The New England Journal of Medicine study, the first to impartially utilize Schedule H to produce robust nationwide findings on hospitals’ community benefits, offers crucial insight into hospital investment patterns and the factors that may – or may not – spur hospital investments in their communities. This study hopefully will lead to many more examining investment patterns in a more detailed manner and on an ongoing basis, as the ACA’s CHNA provisions take full effect in the 2012 tax year. The paradoxical appearance of the AHA study and the New England Journal of Medicine study in the same week also drives home the unmatched value of rigorous and impartial research that adheres to official reporting standards rather than manufactured definitions of what constitutes a community benefit.

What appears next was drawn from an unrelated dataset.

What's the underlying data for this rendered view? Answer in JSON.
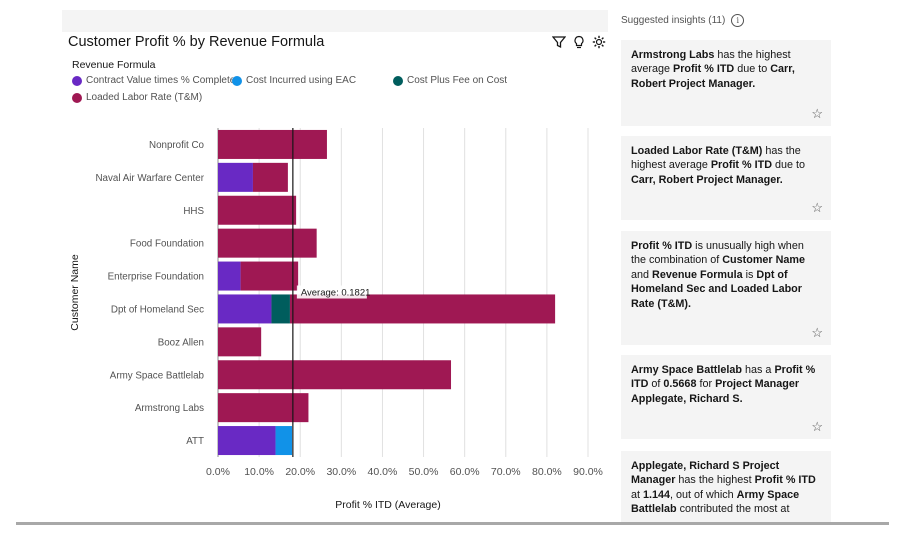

The New England Journal of Medicine article should also demonstrate the importance of more transparency around Schedule H. It is a truly fortunate thing that a group of acclaimed researchers came together to produce real knowledge for policymaking. But it is unfortunate that despite the existence of Schedule H, with its wealth of information about hospital investments and accountability, ordinary communities really have no way to gain access to the information unless they are fortunate enough to have a well-funded research group at their disposal to replicate an entire evidentiary database, merge that database with other key information (such as geographic information on poverty and health insurance coverage) and produce useful information about the performance of community hospitals. When information like this is freely available to communities across the country, we will know that we have advanced in the quest for health information transparency.